I’ve wanted to complain a lot about the lack of cuddle-time, but I decided I would plan for us to go on Holiday as soon after the election as our winning candidate will let us go.

Harold has grown a brand-new attitude about elections since he found a 1656 Voter’s Guide[i] and rewrote it for our church. I didn’t have the heart to tell him I gave the same document to my candidate months ago. I don’t care; he and I are back together as good buds.

I have always loved the story of Blind Bartimaeus, so I read as Issy and I drank our coffee: “Then they came to Jericho. . .”[ii]

 March A.D. 30, Blind Bartimaeus

What was Jesus doing? We had been keeping quiet, fairly quiet, anyway. We had done a good job staying out of sight of the Pharisees, but now, as we were leaving Old Jericho and entering into New Jericho, the crowd and the activity was growing. We were surely easy to see.

I know these crazy Pharisees, if they get the chance they’ll take Jesus right now and I won’t get my silver coins for turning Jesus over to them.

And the people? They’re driving me crazy. They yell and scream. I quiet them down and then they yell and scream again.

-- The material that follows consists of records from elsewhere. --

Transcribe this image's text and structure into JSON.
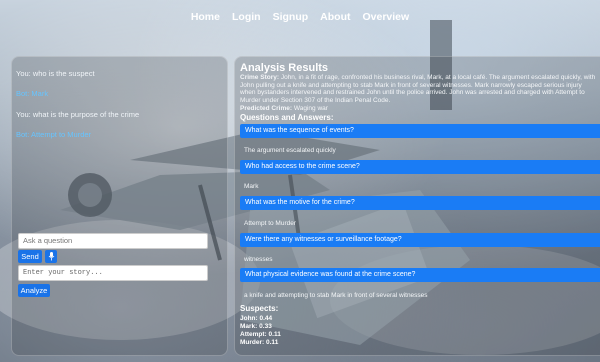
{
  "nav": {
    "items": [
      "Home",
      "Login",
      "Signup",
      "About",
      "Overview"
    ]
  },
  "chat": {
    "messages": [
      {
        "role": "user",
        "text": "You: who is the suspect"
      },
      {
        "role": "bot",
        "text": "Bot: Mark"
      },
      {
        "role": "user",
        "text": "You: what is the purpose of the crime"
      },
      {
        "role": "bot",
        "text": "Bot: Attempt to Murder"
      }
    ],
    "question_placeholder": "Ask a question",
    "send_label": "Send",
    "story_placeholder": "Enter your story...",
    "analyze_label": "Analyze"
  },
  "results": {
    "title": "Analysis Results",
    "story_label": "Crime Story:",
    "story_text": "John, in a fit of rage, confronted his business rival, Mark, at a local café. The argument escalated quickly, with John pulling out a knife and attempting to stab Mark in front of several witnesses. Mark narrowly escaped serious injury when bystanders intervened and restrained John until the police arrived. John was arrested and charged with Attempt to Murder under Section 307 of the Indian Penal Code.",
    "predicted_label": "Predicted Crime:",
    "predicted_value": "Waging war",
    "qa_heading": "Questions and Answers:",
    "qa": [
      {
        "q": "What was the sequence of events?",
        "a": "The argument escalated quickly"
      },
      {
        "q": "Who had access to the crime scene?",
        "a": "Mark"
      },
      {
        "q": "What was the motive for the crime?",
        "a": "Attempt to Murder"
      },
      {
        "q": "Were there any witnesses or surveillance footage?",
        "a": "witnesses"
      },
      {
        "q": "What physical evidence was found at the crime scene?",
        "a": "a knife and attempting to stab Mark in front of several witnesses"
      }
    ],
    "suspects_heading": "Suspects:",
    "suspects": [
      {
        "name": "John:",
        "score": "0.44"
      },
      {
        "name": "Mark:",
        "score": "0.33"
      },
      {
        "name": "Attempt:",
        "score": "0.11"
      },
      {
        "name": "Murder:",
        "score": "0.11"
      }
    ]
  }
}
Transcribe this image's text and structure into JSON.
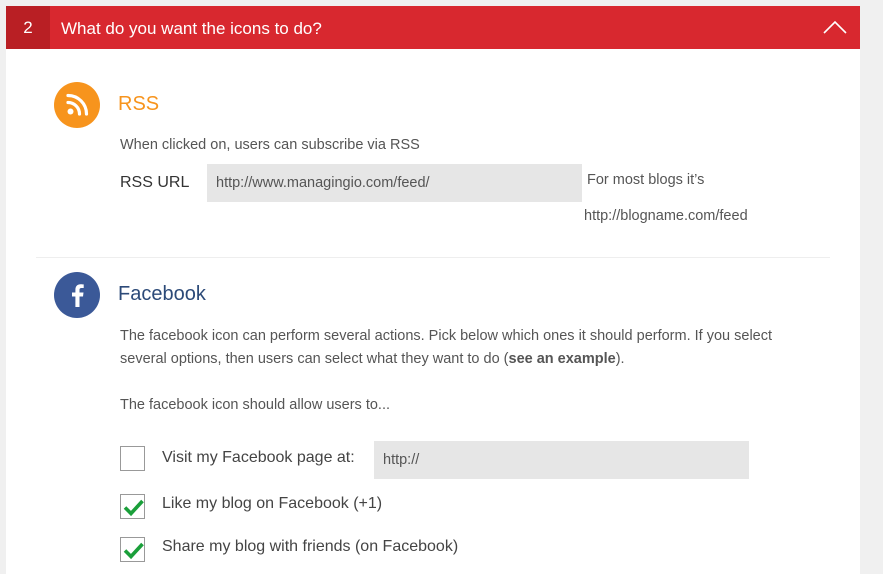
{
  "header": {
    "step_number": "2",
    "title": "What do you want the icons to do?"
  },
  "rss": {
    "icon": "rss-icon",
    "title": "RSS",
    "description": "When clicked on, users can subscribe via RSS",
    "url_label": "RSS URL",
    "url_value": "http://www.managingio.com/feed/",
    "hint_line1": "For most blogs it’s",
    "hint_line2": "http://blogname.com/feed"
  },
  "facebook": {
    "icon": "facebook-icon",
    "title": "Facebook",
    "description_line1": "The facebook icon can perform several actions. Pick below which ones it should perform. If you select",
    "description_line2_prefix": "several options, then users can select what they want to do (",
    "example_link": "see an example",
    "description_line2_suffix": ").",
    "allow_text": "The facebook icon should allow users to...",
    "options": [
      {
        "label": "Visit my Facebook page at:",
        "checked": false,
        "input_value": "http://"
      },
      {
        "label": "Like my blog on Facebook (+1)",
        "checked": true
      },
      {
        "label": "Share my blog with friends (on Facebook)",
        "checked": true
      }
    ]
  },
  "colors": {
    "header_red": "#d8282f",
    "step_red": "#b91f24",
    "rss_orange": "#f7941d",
    "facebook_blue": "#3b5998",
    "check_green": "#1a9f3a"
  }
}
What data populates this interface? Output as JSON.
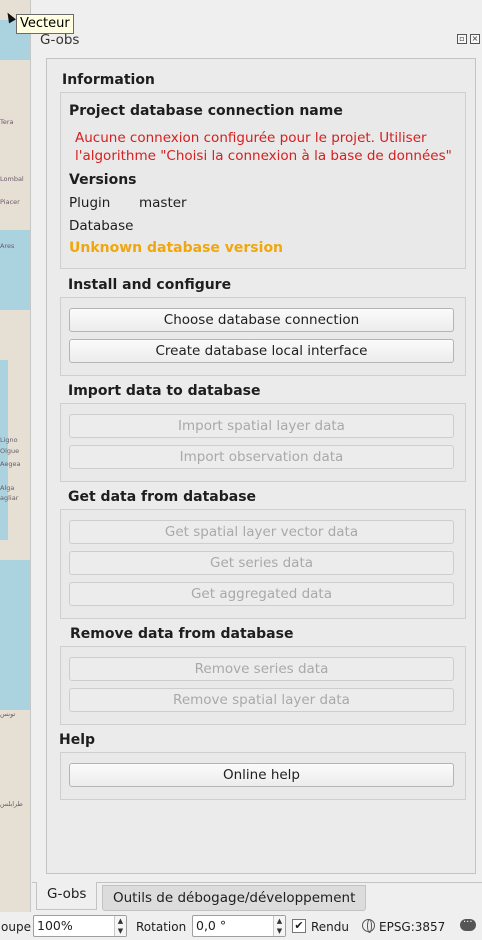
{
  "tooltip": "Vecteur",
  "map_labels": [
    "Tera",
    "Lombal",
    "Piacer",
    "Ares",
    "Ligno",
    "Olgue",
    "Aegea",
    "Alga",
    "agliar",
    "تونس",
    "طرابلس"
  ],
  "dock": {
    "title": "G-obs"
  },
  "information": {
    "title": "Information",
    "connection_title": "Project database connection name",
    "connection_error": "Aucune connexion configurée pour le projet. Utiliser l'algorithme \"Choisi la connexion à la base de données\"",
    "versions_title": "Versions",
    "plugin_label": "Plugin",
    "plugin_value": "master",
    "database_label": "Database",
    "database_warning": "Unknown database version"
  },
  "install": {
    "title": "Install and configure",
    "buttons": [
      "Choose database connection",
      "Create database local interface"
    ]
  },
  "import": {
    "title": "Import data to database",
    "buttons": [
      "Import spatial layer data",
      "Import observation data"
    ]
  },
  "get": {
    "title": "Get data from database",
    "buttons": [
      "Get spatial layer vector data",
      "Get series data",
      "Get aggregated data"
    ]
  },
  "remove": {
    "title": "Remove data from database",
    "buttons": [
      "Remove series data",
      "Remove spatial layer data"
    ]
  },
  "help": {
    "title": "Help",
    "button": "Online help"
  },
  "tabs": [
    "G-obs",
    "Outils de débogage/développement"
  ],
  "status": {
    "loupe_label": "oupe",
    "loupe_value": "100%",
    "rotation_label": "Rotation",
    "rotation_value": "0,0 °",
    "render_label": "Rendu",
    "render_checked": true,
    "epsg": "EPSG:3857"
  },
  "colors": {
    "error": "#d42020",
    "warning": "#f0a70f",
    "map_land": "#e6e0d4",
    "map_sea": "#aad3df"
  },
  "icons": {
    "float": "float-icon",
    "close": "close-icon",
    "globe": "globe-icon",
    "messages": "messages-icon",
    "cursor": "cursor-arrow-icon"
  }
}
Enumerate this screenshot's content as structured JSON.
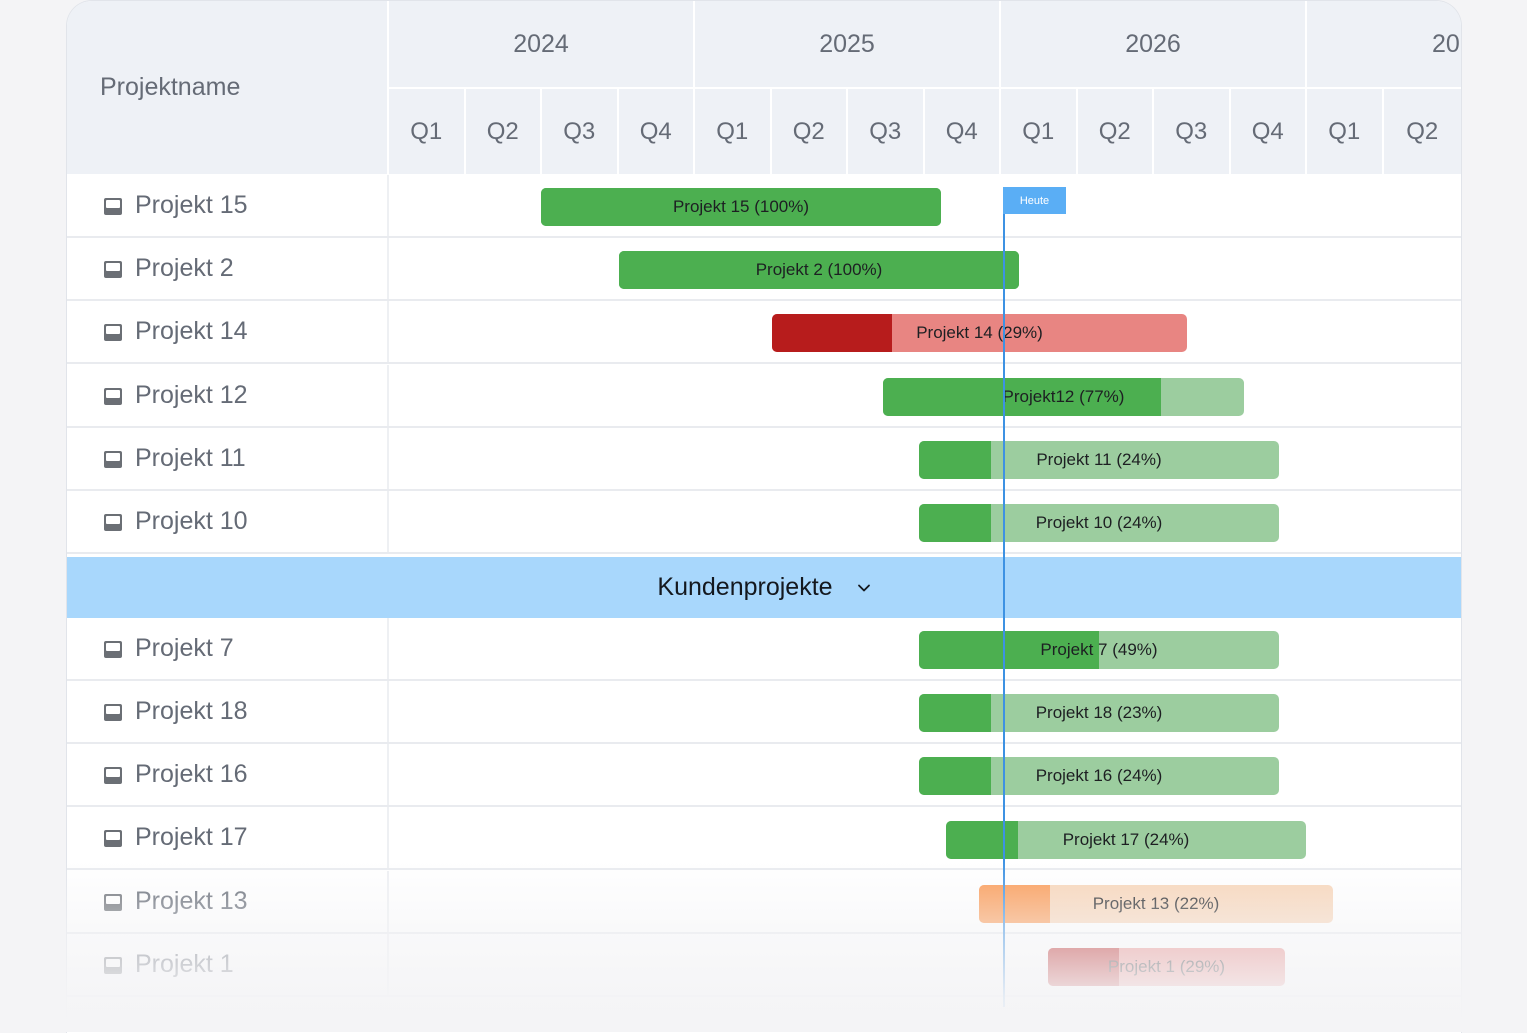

As we were walking, I saw this one guy, the son of Timaeus,[iii] sitting by the roadside begging. When he heard the crowds going by, he asked what was going on.[iv]

I stopped and stood back, watching him closely, for I feared he’d cause trouble. He looked like he could be a real loudmouth. And I was right. As soon as he heard who was walking by, he went crazy calling out for Jesus.[v]

I was right on top of it though. I wanted us to get out of there as quickly as we could. I was hungry and if we slowed down there in Jericho our meal would be delayed all the more.

I came alongside him quickly and rebuked him as strongly as I could, telling him to be quiet.[vi] But then he just started to yell all the louder.[vii]

And wouldn’t you know it, Jesus heard the man. He stopped and called him, ordering the loudmouth to be brought to him.[viii]

“Dinner was just delayed,” I thought to myself. But I also knew I had to do my part, so I leaned down to him and said, “Cheer up and get up; Jesus is calling for you.[ix]

And then the most amazing thing happened. The guy threw off his cloak, jumped up and went to Jesus.[x] But, he didn’t just get up slowly, like I would expect some blind guy to do. He jumped up. And then he threw off his cloak. “What a stupid thing to do,” I thought. “After all, there were sure to be thieving scoundrels in this crowd.” He was going to lose what was probably his only cloak.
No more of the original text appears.